There’s a mutual understanding of the need to balance community involvement with personal rhythms and attention management.
Keeping Up with New Content: A member expressed love for the Tool Use Podcast, stating that the reminders are helpful amidst busy schedules to catch the latest episodes.

The sentiment reflects a broader appreciation within the community for facilitators who help others stay informed about relevant content.

Links mentioned:

10 AI Tools That Actually Deliver Results (ft. Ray Fernando) - Ep 14: Join us for an in-depth conversation with Ray Fernando, a former Apple engineer turned live streamer, as we explore the world of AI-powered tools and transcr...
GitHub - gregpr07/browser-use: Make websites accessible for AI agents: Make websites accessible for AI agents. Contribute to gregpr07/browser-use development by creating an account on GitHub.

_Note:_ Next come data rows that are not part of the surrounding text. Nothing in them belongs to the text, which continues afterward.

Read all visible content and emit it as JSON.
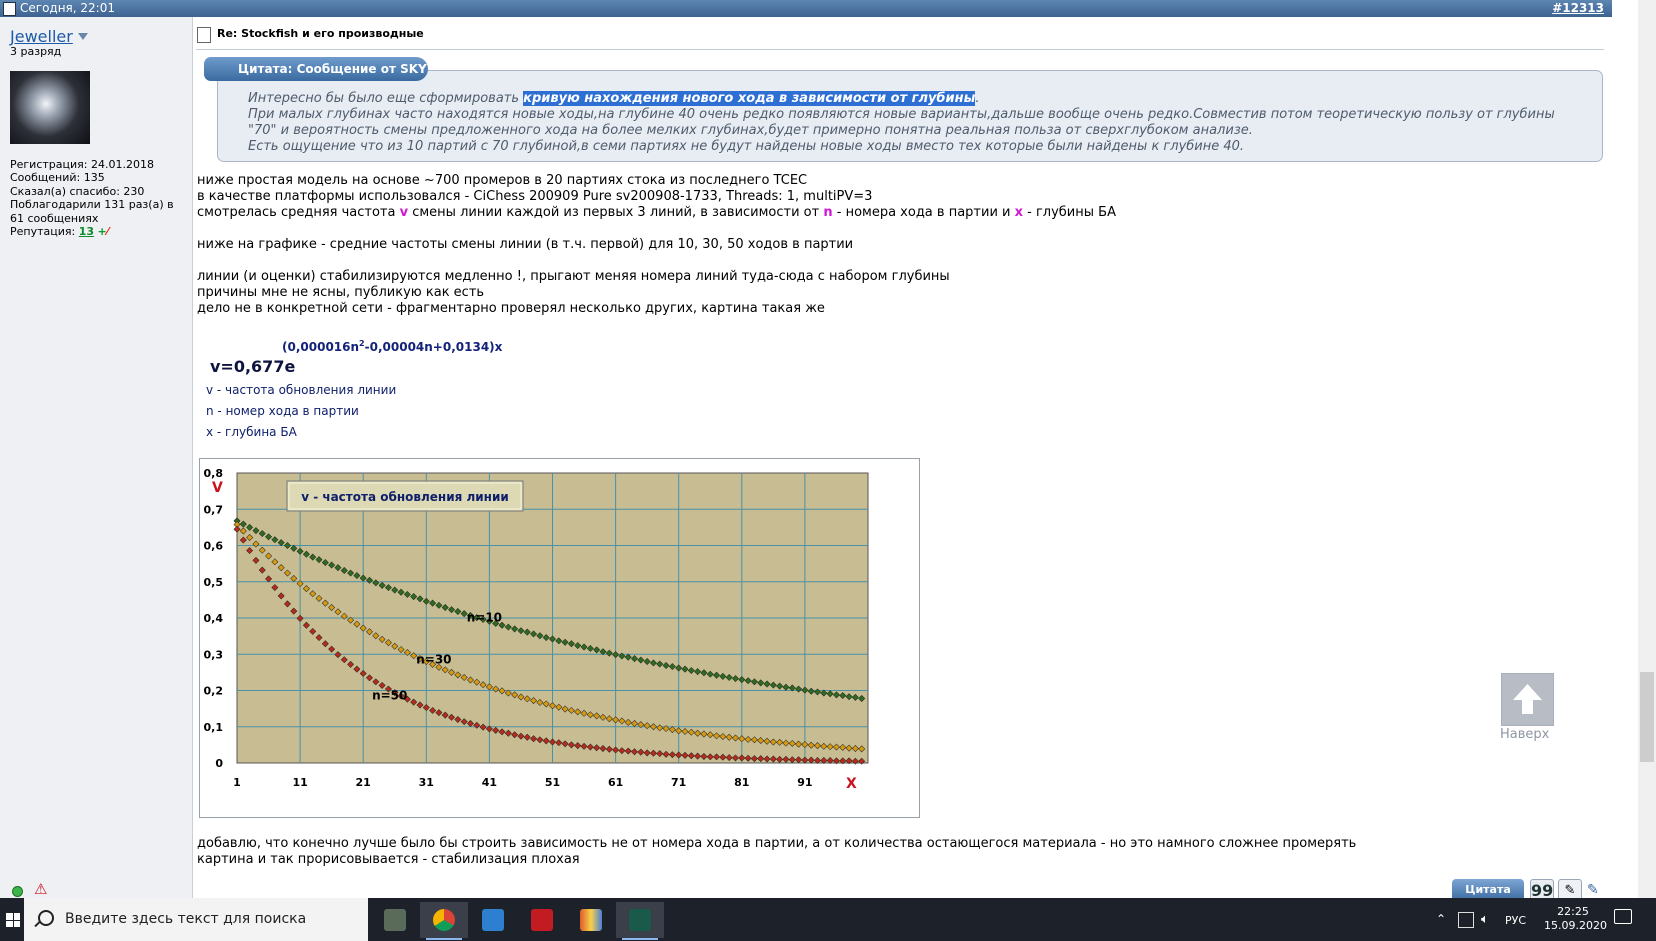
{
  "post": {
    "date": "Сегодня, 22:01",
    "number": "#12313",
    "title": "Re: Stockfish и его производные"
  },
  "user": {
    "name": "Jeweller",
    "rank": "3 разряд",
    "info": [
      "Регистрация: 24.01.2018",
      "Сообщений: 135",
      "Сказал(а) спасибо: 230",
      "Поблагодарили 131 раз(а) в",
      "61 сообщениях"
    ],
    "reputation_label": "Репутация:",
    "reputation_value": "13"
  },
  "quote": {
    "header": "Цитата: Сообщение от SKY",
    "line1_pre": "Интересно бы было еще сформировать ",
    "line1_hl": "кривую нахождения нового хода в зависимости от глубины",
    "line1_post": ".",
    "line2": "При малых глубинах часто находятся новые ходы,на глубине 40 очень редко появляются новые варианты,дальше вообще очень редко.Совместив потом теоретическую пользу от глубины",
    "line3": "\"70\" и вероятность смены предложенного хода на более мелких глубинах,будет примерно понятна реальная польза от сверхглубоком анализе.",
    "line4": "Есть ощущение что из 10 партий с 70 глубиной,в семи партиях не будут найдены новые ходы вместо тех которые были найдены к глубине 40."
  },
  "body": {
    "l1": "ниже простая модель на основе ~700 промеров в 20 партиях стока из последнего TCEC",
    "l2": "в качестве платформы использовался - CiChess 200909 Pure sv200908-1733, Threads: 1, multiPV=3",
    "l3a": "смотрелась средняя частота ",
    "l3v": "v",
    "l3b": " смены линии каждой из первых 3 линий, в зависимости от ",
    "l3n": "n",
    "l3c": " - номера хода в партии и ",
    "l3x": "x",
    "l3d": " - глубины БА",
    "l4": "ниже на графике - средние частоты смены линии (в т.ч. первой) для 10, 30, 50 ходов в партии",
    "l5": "линии (и оценки) стабилизируются медленно !, прыгают меняя номера линий туда-сюда с набором глубины",
    "l6": "причины мне не ясны, публикую как есть",
    "l7": "дело не в конкретной сети - фрагментарно проверял несколько других, картина такая же",
    "l8": "добавлю, что конечно лучше было бы строить зависимость не от номера хода в партии, а от количества остающегося материала - но это намного сложнее промерять",
    "l9": "картина и так прорисовывается - стабилизация плохая"
  },
  "formula": {
    "main": "v=0,677e",
    "exponent_pre": "(0,000016n",
    "exponent_sup": "2",
    "exponent_post": "-0,00004n+0,0134)x",
    "legend": [
      "v - частота обновления линии",
      "n - номер хода в партии",
      "x - глубина БА"
    ]
  },
  "chart_data": {
    "type": "scatter",
    "title": "v - частота обновления линии",
    "ylabel": "V",
    "xlabel": "X",
    "formula": "v = 0.677·exp(-(0.000016n² - 0.00004n + 0.0134)·x)",
    "ylim": [
      0,
      0.8
    ],
    "xlim": [
      1,
      101
    ],
    "x_ticks": [
      "1",
      "11",
      "21",
      "31",
      "41",
      "51",
      "61",
      "71",
      "81",
      "91"
    ],
    "y_ticks": [
      "0",
      "0,1",
      "0,2",
      "0,3",
      "0,4",
      "0,5",
      "0,6",
      "0,7",
      "0,8"
    ],
    "grid": true,
    "x": [
      1,
      2,
      3,
      4,
      5,
      6,
      7,
      8,
      9,
      10,
      11,
      12,
      13,
      14,
      15,
      16,
      17,
      18,
      19,
      20,
      21,
      22,
      23,
      24,
      25,
      26,
      27,
      28,
      29,
      30,
      31,
      32,
      33,
      34,
      35,
      36,
      37,
      38,
      39,
      40,
      41,
      42,
      43,
      44,
      45,
      46,
      47,
      48,
      49,
      50,
      51,
      52,
      53,
      54,
      55,
      56,
      57,
      58,
      59,
      60,
      61,
      62,
      63,
      64,
      65,
      66,
      67,
      68,
      69,
      70,
      71,
      72,
      73,
      74,
      75,
      76,
      77,
      78,
      79,
      80,
      81,
      82,
      83,
      84,
      85,
      86,
      87,
      88,
      89,
      90,
      91,
      92,
      93,
      94,
      95,
      96,
      97,
      98,
      99,
      100
    ],
    "series": [
      {
        "name": "n=10",
        "color": "#2e6b1e",
        "values": [
          0.668,
          0.659,
          0.65,
          0.641,
          0.633,
          0.624,
          0.616,
          0.608,
          0.6,
          0.592,
          0.584,
          0.576,
          0.568,
          0.561,
          0.553,
          0.546,
          0.539,
          0.531,
          0.524,
          0.517,
          0.51,
          0.504,
          0.497,
          0.49,
          0.484,
          0.477,
          0.471,
          0.465,
          0.459,
          0.453,
          0.446,
          0.441,
          0.435,
          0.429,
          0.423,
          0.418,
          0.412,
          0.407,
          0.401,
          0.396,
          0.391,
          0.385,
          0.38,
          0.375,
          0.37,
          0.365,
          0.361,
          0.356,
          0.351,
          0.346,
          0.342,
          0.337,
          0.333,
          0.329,
          0.324,
          0.32,
          0.316,
          0.312,
          0.307,
          0.303,
          0.299,
          0.295,
          0.292,
          0.288,
          0.284,
          0.28,
          0.276,
          0.273,
          0.269,
          0.266,
          0.262,
          0.259,
          0.255,
          0.252,
          0.249,
          0.245,
          0.242,
          0.239,
          0.236,
          0.233,
          0.23,
          0.227,
          0.224,
          0.221,
          0.218,
          0.215,
          0.212,
          0.209,
          0.207,
          0.204,
          0.201,
          0.198,
          0.196,
          0.193,
          0.191,
          0.188,
          0.186,
          0.183,
          0.181,
          0.178
        ]
      },
      {
        "name": "n=30",
        "color": "#d69a12",
        "values": [
          0.658,
          0.64,
          0.622,
          0.604,
          0.587,
          0.571,
          0.555,
          0.539,
          0.524,
          0.509,
          0.495,
          0.481,
          0.467,
          0.454,
          0.441,
          0.429,
          0.417,
          0.405,
          0.394,
          0.383,
          0.372,
          0.362,
          0.351,
          0.341,
          0.332,
          0.322,
          0.313,
          0.305,
          0.296,
          0.288,
          0.28,
          0.272,
          0.264,
          0.257,
          0.25,
          0.243,
          0.236,
          0.229,
          0.223,
          0.216,
          0.21,
          0.204,
          0.199,
          0.193,
          0.188,
          0.182,
          0.177,
          0.172,
          0.167,
          0.163,
          0.158,
          0.154,
          0.149,
          0.145,
          0.141,
          0.137,
          0.133,
          0.13,
          0.126,
          0.122,
          0.119,
          0.116,
          0.112,
          0.109,
          0.106,
          0.103,
          0.1,
          0.097,
          0.095,
          0.092,
          0.089,
          0.087,
          0.085,
          0.082,
          0.08,
          0.078,
          0.075,
          0.073,
          0.071,
          0.069,
          0.067,
          0.065,
          0.064,
          0.062,
          0.06,
          0.058,
          0.057,
          0.055,
          0.054,
          0.052,
          0.051,
          0.049,
          0.048,
          0.046,
          0.045,
          0.044,
          0.043,
          0.041,
          0.04,
          0.039
        ]
      },
      {
        "name": "n=50",
        "color": "#b52b1c",
        "values": [
          0.645,
          0.615,
          0.586,
          0.559,
          0.532,
          0.508,
          0.484,
          0.461,
          0.439,
          0.419,
          0.399,
          0.38,
          0.363,
          0.346,
          0.329,
          0.314,
          0.299,
          0.285,
          0.272,
          0.259,
          0.247,
          0.235,
          0.224,
          0.214,
          0.204,
          0.194,
          0.185,
          0.176,
          0.168,
          0.16,
          0.153,
          0.145,
          0.139,
          0.132,
          0.126,
          0.12,
          0.114,
          0.109,
          0.104,
          0.099,
          0.094,
          0.09,
          0.086,
          0.082,
          0.078,
          0.074,
          0.071,
          0.067,
          0.064,
          0.061,
          0.058,
          0.056,
          0.053,
          0.05,
          0.048,
          0.046,
          0.044,
          0.042,
          0.04,
          0.038,
          0.036,
          0.034,
          0.033,
          0.031,
          0.03,
          0.028,
          0.027,
          0.026,
          0.024,
          0.023,
          0.022,
          0.021,
          0.02,
          0.019,
          0.018,
          0.017,
          0.017,
          0.016,
          0.015,
          0.014,
          0.014,
          0.013,
          0.012,
          0.012,
          0.011,
          0.011,
          0.01,
          0.01,
          0.009,
          0.009,
          0.008,
          0.008,
          0.007,
          0.007,
          0.007,
          0.006,
          0.006,
          0.006,
          0.005,
          0.005
        ]
      }
    ],
    "annotations": [
      "n=10",
      "n=30",
      "n=50"
    ]
  },
  "buttons": {
    "to_top": "Наверх",
    "quote": "Цитата",
    "multi_quote": "99",
    "reply": "✎"
  },
  "taskbar": {
    "search_placeholder": "Введите здесь текст для поиска",
    "apps": [
      "calculator",
      "chrome",
      "mail",
      "app-red",
      "books",
      "chess"
    ],
    "lang": "РУС",
    "time": "22:25",
    "date": "15.09.2020"
  }
}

DSPy ▷ #show-and-tell (1 messages):

DSPy VLM tutorial
Attribute extraction from images

DSPy Introduces VLM Support: A new DSPy tutorial is now available, highlighting the recent addition of VLM support in beta for extracting attributes from images.

The tutorial uses screenshots of websites to demonstrate how to effectively utilize this feature, as detailed in this Twitter thread.
Attributes and Image Processing Made Easy: In the tutorial, practical examples are shown for extracting useful attributes from images, specifically focusing on screenshots of websites.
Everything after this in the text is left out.